Relevant ideas . .
Reason and Logic
Why chide Fundamentalists for being unreasonable if reason itself is the random interaction of molecules and hormones in the human brain? If this is so, as the late Carl Sagan, Isaac Asimov, and a bevy of other atheistic "scientists" insist, why are they to be believed over anyone else, since the entire volume of their profound logic is, by their own admission, a result of random chemical reaction? Atheists use words implying the existence of right and wrong in their struggle against religion, as do Communists in denigrating Capitalism use such bourgeois concepts as "evil" and "wrong", while insisting that Socialism is "good". But if absolutes, truth, or God do not exist, morality is totally arbitrary and becomes merely what I want", or on the national political level, what some want over what others want.
This is the unspoken objection of many who do not support the OCA (an Oregon-based Christian PAC of the '90's) as much as they decry the popular notion that we do not choose our moral behavior, but are victims of nasty chemicals and delinquent molecules.

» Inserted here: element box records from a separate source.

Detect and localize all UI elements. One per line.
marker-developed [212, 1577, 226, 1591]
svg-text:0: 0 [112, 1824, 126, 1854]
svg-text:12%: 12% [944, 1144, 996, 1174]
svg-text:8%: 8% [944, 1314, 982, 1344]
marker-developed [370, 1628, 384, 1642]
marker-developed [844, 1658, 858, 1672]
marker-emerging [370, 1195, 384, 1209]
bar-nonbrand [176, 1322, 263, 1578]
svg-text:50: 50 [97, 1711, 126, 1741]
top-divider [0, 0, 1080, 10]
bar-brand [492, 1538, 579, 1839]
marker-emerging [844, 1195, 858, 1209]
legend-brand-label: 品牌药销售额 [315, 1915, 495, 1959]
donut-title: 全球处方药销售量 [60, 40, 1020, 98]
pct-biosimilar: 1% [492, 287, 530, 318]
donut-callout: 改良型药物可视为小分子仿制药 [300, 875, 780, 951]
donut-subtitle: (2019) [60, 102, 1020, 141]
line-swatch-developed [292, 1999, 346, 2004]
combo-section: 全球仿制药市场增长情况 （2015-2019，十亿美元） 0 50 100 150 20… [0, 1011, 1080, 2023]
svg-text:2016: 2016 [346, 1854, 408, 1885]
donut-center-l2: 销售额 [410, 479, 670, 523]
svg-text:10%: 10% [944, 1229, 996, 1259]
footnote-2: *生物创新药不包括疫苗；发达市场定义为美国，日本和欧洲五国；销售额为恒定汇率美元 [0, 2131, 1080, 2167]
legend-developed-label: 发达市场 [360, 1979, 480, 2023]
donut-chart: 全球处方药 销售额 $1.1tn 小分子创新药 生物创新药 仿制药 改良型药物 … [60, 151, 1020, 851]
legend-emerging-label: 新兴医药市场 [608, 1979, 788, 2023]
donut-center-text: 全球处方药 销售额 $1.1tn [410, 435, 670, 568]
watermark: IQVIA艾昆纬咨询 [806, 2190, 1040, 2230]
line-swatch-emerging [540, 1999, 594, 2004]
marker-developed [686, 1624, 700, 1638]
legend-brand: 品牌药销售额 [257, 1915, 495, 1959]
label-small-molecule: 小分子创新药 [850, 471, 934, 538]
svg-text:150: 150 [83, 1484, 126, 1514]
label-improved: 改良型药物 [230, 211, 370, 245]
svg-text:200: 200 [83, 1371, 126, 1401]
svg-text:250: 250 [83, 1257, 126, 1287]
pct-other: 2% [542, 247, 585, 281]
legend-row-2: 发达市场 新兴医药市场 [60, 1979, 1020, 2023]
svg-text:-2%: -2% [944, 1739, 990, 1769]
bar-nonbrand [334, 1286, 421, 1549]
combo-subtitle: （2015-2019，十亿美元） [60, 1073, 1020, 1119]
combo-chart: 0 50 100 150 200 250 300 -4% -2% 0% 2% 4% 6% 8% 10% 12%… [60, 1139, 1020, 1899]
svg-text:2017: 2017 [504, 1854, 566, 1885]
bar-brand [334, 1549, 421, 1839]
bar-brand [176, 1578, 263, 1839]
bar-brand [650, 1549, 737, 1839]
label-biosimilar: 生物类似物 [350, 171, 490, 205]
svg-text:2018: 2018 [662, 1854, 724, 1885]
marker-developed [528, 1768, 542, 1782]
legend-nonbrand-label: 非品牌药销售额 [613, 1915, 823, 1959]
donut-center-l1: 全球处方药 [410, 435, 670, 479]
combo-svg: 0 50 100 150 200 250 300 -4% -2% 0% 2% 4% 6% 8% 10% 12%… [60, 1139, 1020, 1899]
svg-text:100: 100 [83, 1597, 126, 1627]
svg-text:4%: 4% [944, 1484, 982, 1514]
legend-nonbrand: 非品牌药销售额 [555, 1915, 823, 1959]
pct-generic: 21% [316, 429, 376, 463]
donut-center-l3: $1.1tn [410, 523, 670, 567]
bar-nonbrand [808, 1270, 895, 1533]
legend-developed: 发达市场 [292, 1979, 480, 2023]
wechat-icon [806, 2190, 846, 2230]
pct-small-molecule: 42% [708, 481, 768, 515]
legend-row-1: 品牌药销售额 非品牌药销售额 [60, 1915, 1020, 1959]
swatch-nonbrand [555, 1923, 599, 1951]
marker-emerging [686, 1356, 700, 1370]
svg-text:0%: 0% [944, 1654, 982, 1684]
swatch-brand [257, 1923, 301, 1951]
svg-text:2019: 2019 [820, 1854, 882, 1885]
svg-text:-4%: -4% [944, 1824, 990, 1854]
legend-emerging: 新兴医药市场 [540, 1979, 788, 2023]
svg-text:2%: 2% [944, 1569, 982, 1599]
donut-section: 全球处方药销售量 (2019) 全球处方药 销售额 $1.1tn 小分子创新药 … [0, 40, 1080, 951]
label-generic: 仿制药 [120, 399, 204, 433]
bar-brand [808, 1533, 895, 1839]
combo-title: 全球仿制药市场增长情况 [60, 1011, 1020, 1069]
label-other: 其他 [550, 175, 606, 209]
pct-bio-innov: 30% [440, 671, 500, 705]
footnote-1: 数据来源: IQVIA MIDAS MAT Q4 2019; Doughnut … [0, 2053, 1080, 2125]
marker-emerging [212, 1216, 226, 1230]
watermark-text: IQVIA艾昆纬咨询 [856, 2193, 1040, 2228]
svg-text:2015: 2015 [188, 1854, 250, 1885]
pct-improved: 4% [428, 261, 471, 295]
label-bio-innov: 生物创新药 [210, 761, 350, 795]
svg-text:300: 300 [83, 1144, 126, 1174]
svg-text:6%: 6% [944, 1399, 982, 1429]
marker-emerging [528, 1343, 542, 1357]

The LBGT communities all deny the existence of moral absolutes, all the while insisting that the 99% of culture that oppose their behaviors are "evil" or "intolerant". But why is intolerance bad? While insisting that none could define morality, they really meant that we couldn't define it. Someone's moral or ethical view will can, and is currently be legislated into U.S. law. As Chesterton said, "those who don't believe in God don't believe in nothing . . they believe in anything".
While behaviors that must be shunned and condemned for the preservation of civilisation itself are roundly excused for lack of moral absolutes, Moralists, and historians for that matter, are accused of bigotry, narrow-mindedness and downright (this is embarassing) evil. Why the double standard? If Fundamentalism is the result of random chemical reaction there is no evil involved, for evil implies choice. The objection of the Left becomes arbitrary, merely what they want. Both Good and Evil perish with the same sword. This will not do.
Good and Evil do exist, and should this philisophical foundation fail, all argument and human thought is invalidated. We face the death of logic itself, reason becoming the victim of random action . . meaningless. Pilate's cynical question remains as relevent as ever" What is Truth?" The question is inescapable . . and relevant.